Baca :  Sambas Cari Direktur Perumda Air Minum! Simak Syarat, Jadwal, dan Cara Daftar Seleksi Tirta Muare Ulakan

“Saya berharap semangat untuk bertani, Bapak Ibu, tetap terjaga. Hari ini harga gabah 6.500. Kalau bisa jangan mau jika ada yang ingin membeli gabah dengan harga murah. Presiden sudah mengumumkan harga padi itu 6.500,” pungkas Bupati Satono.

Ketetapan harga Rp6.500 per kilogram ini dinilai sangat ideal untuk meningkatkan taraf hidup petani di Kabupaten Sambas.

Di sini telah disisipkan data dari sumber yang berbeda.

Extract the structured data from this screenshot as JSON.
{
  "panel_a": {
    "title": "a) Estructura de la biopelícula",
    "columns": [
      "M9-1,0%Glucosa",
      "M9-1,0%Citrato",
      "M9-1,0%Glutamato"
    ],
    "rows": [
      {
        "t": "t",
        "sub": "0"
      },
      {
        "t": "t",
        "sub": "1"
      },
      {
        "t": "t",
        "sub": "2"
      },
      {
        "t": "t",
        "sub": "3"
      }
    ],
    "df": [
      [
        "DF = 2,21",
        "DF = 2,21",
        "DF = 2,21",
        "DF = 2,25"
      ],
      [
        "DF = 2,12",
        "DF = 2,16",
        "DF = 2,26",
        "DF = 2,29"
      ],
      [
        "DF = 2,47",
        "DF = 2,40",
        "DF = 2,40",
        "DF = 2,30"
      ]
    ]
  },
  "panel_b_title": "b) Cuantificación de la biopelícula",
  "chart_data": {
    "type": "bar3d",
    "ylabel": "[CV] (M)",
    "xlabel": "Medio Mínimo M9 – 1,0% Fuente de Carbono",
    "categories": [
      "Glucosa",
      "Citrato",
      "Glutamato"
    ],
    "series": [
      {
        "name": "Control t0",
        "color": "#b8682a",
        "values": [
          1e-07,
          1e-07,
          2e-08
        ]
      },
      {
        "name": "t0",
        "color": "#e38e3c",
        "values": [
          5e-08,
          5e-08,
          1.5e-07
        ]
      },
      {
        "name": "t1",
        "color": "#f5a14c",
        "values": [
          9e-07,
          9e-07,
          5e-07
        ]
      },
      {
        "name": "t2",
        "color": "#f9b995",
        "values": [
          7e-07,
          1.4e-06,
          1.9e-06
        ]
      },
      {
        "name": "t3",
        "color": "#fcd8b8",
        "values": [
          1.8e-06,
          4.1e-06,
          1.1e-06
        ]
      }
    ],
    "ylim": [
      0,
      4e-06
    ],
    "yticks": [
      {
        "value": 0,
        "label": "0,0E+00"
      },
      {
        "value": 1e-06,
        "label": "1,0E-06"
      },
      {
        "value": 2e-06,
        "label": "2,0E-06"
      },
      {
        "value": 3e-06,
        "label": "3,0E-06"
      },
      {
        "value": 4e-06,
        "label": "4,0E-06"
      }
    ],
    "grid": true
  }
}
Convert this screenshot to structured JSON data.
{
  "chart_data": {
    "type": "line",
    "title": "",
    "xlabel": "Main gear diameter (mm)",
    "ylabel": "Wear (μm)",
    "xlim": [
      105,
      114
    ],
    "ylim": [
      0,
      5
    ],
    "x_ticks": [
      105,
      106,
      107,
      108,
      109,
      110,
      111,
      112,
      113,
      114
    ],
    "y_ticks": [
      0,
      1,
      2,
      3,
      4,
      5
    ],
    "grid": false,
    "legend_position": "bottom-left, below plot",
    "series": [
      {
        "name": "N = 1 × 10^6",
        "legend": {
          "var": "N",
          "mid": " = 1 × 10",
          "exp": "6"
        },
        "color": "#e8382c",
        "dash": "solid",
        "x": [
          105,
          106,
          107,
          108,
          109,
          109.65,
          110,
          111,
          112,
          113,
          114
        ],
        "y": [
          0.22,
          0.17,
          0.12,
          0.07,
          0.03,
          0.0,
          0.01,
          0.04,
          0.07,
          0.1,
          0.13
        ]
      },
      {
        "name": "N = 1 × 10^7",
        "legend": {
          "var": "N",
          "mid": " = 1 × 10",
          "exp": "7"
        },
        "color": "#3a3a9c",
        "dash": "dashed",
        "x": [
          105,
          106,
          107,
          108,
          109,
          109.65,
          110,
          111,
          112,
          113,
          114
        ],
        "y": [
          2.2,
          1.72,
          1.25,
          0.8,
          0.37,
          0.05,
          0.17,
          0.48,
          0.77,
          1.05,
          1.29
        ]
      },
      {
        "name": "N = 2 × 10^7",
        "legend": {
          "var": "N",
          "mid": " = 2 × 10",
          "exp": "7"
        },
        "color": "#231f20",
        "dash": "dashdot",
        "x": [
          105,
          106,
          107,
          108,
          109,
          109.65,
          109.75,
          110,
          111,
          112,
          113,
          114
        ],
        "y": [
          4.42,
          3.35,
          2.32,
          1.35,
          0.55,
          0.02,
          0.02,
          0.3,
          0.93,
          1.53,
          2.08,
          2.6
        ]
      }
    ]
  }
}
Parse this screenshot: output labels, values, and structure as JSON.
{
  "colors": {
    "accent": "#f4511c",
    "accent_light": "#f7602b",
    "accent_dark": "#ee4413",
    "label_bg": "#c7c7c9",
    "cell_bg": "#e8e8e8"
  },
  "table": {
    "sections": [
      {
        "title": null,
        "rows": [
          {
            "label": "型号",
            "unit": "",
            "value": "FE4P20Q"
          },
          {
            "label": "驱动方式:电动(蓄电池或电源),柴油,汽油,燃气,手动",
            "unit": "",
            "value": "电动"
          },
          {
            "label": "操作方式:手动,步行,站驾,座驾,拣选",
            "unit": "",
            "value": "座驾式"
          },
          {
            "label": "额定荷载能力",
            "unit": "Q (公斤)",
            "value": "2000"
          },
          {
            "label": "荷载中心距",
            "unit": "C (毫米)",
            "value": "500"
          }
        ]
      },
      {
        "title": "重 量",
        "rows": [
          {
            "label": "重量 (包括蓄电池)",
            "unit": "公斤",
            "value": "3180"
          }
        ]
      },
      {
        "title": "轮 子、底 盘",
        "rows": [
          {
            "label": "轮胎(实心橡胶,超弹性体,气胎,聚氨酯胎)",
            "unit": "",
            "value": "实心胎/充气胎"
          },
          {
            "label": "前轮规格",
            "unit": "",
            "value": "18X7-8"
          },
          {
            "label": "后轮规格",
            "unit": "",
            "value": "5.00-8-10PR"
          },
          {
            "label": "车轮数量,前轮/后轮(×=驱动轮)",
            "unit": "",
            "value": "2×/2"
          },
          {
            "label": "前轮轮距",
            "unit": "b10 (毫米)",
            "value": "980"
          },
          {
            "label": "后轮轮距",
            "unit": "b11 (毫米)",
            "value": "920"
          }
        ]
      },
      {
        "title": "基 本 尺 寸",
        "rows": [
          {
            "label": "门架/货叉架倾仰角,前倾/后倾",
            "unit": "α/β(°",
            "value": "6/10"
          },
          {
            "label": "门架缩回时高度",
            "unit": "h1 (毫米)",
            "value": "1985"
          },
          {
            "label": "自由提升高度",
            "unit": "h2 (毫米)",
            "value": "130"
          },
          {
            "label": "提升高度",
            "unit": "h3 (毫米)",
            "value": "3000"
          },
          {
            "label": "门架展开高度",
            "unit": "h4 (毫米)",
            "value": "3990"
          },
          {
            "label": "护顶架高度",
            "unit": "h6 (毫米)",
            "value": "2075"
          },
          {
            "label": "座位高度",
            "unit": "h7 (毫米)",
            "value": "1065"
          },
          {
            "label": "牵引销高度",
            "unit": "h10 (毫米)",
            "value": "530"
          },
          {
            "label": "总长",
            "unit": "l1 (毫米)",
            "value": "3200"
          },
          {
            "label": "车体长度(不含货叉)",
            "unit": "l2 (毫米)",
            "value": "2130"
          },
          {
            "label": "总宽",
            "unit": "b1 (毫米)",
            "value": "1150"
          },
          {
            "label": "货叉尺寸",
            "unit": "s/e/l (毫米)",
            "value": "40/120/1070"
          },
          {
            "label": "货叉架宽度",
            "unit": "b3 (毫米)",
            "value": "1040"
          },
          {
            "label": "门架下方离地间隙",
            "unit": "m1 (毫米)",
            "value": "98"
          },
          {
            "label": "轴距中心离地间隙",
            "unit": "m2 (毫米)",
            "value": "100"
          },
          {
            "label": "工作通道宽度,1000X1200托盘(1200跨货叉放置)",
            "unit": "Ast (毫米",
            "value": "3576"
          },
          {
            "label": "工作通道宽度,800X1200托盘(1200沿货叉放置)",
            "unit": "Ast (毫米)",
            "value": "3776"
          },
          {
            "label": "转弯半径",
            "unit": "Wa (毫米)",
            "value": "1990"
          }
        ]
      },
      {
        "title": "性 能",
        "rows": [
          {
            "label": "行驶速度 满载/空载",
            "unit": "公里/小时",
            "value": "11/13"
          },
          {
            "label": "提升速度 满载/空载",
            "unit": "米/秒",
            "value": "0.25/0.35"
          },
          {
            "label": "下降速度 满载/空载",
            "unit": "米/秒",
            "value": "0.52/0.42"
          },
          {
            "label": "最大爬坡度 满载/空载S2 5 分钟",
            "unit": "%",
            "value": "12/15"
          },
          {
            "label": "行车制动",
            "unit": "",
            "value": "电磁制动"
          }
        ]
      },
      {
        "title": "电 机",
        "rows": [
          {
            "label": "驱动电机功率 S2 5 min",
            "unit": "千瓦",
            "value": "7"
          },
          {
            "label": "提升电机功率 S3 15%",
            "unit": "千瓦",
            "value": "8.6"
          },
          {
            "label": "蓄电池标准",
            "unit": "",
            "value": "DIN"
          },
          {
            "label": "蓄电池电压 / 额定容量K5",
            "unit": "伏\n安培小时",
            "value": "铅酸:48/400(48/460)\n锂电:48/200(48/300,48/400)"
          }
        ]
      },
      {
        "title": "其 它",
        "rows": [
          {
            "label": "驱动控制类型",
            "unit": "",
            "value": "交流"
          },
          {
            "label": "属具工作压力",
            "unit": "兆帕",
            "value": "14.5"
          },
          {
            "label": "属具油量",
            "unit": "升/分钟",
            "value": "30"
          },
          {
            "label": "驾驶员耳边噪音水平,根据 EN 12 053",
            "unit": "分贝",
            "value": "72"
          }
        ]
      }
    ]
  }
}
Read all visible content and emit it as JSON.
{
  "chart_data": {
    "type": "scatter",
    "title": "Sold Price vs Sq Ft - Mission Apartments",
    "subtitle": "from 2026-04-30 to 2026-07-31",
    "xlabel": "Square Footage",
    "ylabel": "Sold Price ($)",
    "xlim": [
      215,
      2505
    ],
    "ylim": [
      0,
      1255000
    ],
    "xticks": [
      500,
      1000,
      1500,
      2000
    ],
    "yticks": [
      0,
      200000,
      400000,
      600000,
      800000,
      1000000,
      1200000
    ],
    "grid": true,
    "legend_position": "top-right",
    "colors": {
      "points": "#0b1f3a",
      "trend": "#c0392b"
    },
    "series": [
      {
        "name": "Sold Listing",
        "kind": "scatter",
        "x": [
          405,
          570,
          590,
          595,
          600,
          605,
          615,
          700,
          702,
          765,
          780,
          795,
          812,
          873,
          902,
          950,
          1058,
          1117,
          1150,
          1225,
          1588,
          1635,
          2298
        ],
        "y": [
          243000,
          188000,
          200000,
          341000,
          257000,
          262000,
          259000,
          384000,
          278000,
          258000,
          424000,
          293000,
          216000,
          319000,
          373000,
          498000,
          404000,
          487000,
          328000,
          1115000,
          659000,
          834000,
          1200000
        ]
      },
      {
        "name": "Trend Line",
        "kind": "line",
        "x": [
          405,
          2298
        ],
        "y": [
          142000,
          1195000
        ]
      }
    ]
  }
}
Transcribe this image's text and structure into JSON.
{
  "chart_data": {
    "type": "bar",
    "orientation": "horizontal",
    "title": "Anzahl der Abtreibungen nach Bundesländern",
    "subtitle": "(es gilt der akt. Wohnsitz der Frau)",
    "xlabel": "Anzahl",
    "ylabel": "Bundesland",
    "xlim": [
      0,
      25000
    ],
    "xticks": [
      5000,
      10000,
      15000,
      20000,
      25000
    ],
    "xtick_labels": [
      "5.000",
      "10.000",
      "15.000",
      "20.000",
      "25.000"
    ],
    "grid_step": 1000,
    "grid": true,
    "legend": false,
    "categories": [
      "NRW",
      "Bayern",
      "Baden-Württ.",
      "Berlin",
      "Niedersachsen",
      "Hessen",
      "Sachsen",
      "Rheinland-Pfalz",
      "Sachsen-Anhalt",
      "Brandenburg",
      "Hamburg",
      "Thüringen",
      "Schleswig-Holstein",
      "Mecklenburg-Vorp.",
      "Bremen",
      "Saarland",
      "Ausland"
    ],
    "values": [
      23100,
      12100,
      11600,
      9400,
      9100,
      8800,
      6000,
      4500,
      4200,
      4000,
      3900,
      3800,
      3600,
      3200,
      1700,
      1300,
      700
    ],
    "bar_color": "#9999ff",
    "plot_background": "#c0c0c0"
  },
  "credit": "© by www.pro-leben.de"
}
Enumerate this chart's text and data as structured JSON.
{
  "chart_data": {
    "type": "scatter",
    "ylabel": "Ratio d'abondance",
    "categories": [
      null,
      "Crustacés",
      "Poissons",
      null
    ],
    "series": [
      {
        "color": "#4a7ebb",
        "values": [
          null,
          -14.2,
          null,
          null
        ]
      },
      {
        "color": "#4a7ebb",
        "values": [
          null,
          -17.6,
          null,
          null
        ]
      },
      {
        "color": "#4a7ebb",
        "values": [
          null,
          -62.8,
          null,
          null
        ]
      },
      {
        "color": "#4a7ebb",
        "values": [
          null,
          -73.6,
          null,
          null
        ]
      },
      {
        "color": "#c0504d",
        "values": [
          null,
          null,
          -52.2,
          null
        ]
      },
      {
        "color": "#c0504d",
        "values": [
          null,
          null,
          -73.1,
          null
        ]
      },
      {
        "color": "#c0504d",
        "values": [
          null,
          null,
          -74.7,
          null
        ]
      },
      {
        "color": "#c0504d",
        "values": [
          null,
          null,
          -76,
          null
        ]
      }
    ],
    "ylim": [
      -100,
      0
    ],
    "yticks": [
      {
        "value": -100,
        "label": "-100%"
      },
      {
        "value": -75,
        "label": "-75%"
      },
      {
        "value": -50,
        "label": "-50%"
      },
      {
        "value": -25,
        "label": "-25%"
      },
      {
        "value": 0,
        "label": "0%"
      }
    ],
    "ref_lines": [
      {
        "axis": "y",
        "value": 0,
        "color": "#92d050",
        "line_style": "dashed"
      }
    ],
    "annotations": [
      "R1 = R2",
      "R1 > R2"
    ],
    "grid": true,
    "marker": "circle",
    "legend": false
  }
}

Bupati meminta para petani tidak terburu-buru menjual hasil panen kepada pihak-pihak yang menawar di bawah harga standar demi meraup keuntungan sepihak.

Pemerintah Kabupaten Sambas berkomitmen mengawal harga ini agar tetap stabil di tingkat pasar. Dengan jaminan harga yang tinggi, diharapkan minat generasi muda di Sambas untuk terjun ke sektor pertanian semakin meningkat sebagai profesi yang menjanjikan secara ekonomi.

Agenda panen raya ini juga dihadiri oleh Danrem 121/Abw Brigjen TNI Purnomosidi, yang menunjukkan kuatnya dukungan TNI dalam program ketahanan pangan nasional di wilayah perbatasan. Kolaborasi ini memastikan bahwa ketersediaan stok pangan di Kalimantan Barat tetap terjaga sepanjang tahun 2026.

“Lahan yang ada ini betul-betul dimaksimalkan. Sambas di Kalbar merupakan wilayah swasembada pangan,” ujar Bupati Satono mengingatkan pentingnya kuantitas hasil tani.

Baca :  Festival Sagu Desa Sebangun Ke-5 Jadi Ajang Inovasi Ekonomi Kreatif di Sambas

Keberhasilan Kabupaten Sambas mencapai swasembada pangan diharapkan menjadi pemantik bagi kabupaten lain di Kalbar untuk melakukan langkah serupa. Modernisasi pertanian melalui Alsintan dan perlindungan lahan melalui regulasi daerah menjadi kunci utama Sambas mampu tetap berdiri tegak sebagai produsen beras terbesar di provinsi.

Menutup rangkaian kegiatan, jajaran Forkopimda turut menyaksikan proses pemotongan padi secara simbolis yang menandai dimulainya musim panen raya awal tahun. Semangat para petani diharapkan terus berkobar seiring dengan adanya kepastian harga dan bantuan teknologi dari pemerintah.


Ringkasan Berita

• Bupati Sambas Satono mendeklarasikan Swasembada Pangan pada panen raya di Desa Parit Baru, Salatiga, Rabu (07/01/2026).

• Indeks Pertanaman (IP) Kabupaten Sambas dilaporkan naik dari 1,78 pada tahun 2024 menjadi 1,95 pada awal tahun 2026.

• Bupati melarang keras petani menjual gabah dengan harga murah dan meminta mereka berpegang pada harga resmi Rp6.500 per kg.

• Pemerintah Kabupaten Sambas telah menyalurkan 1.034 Alsintan serta memperkuat aturan lewat Perda LP2B guna menjaga lahan tani.

• Panen raya ini dihadiri langsung oleh Danrem 121/Abw sebagai bentuk sinergi TNI-Polri dan Pemerintah Daerah dalam mendukung ketahanan pangan nasional.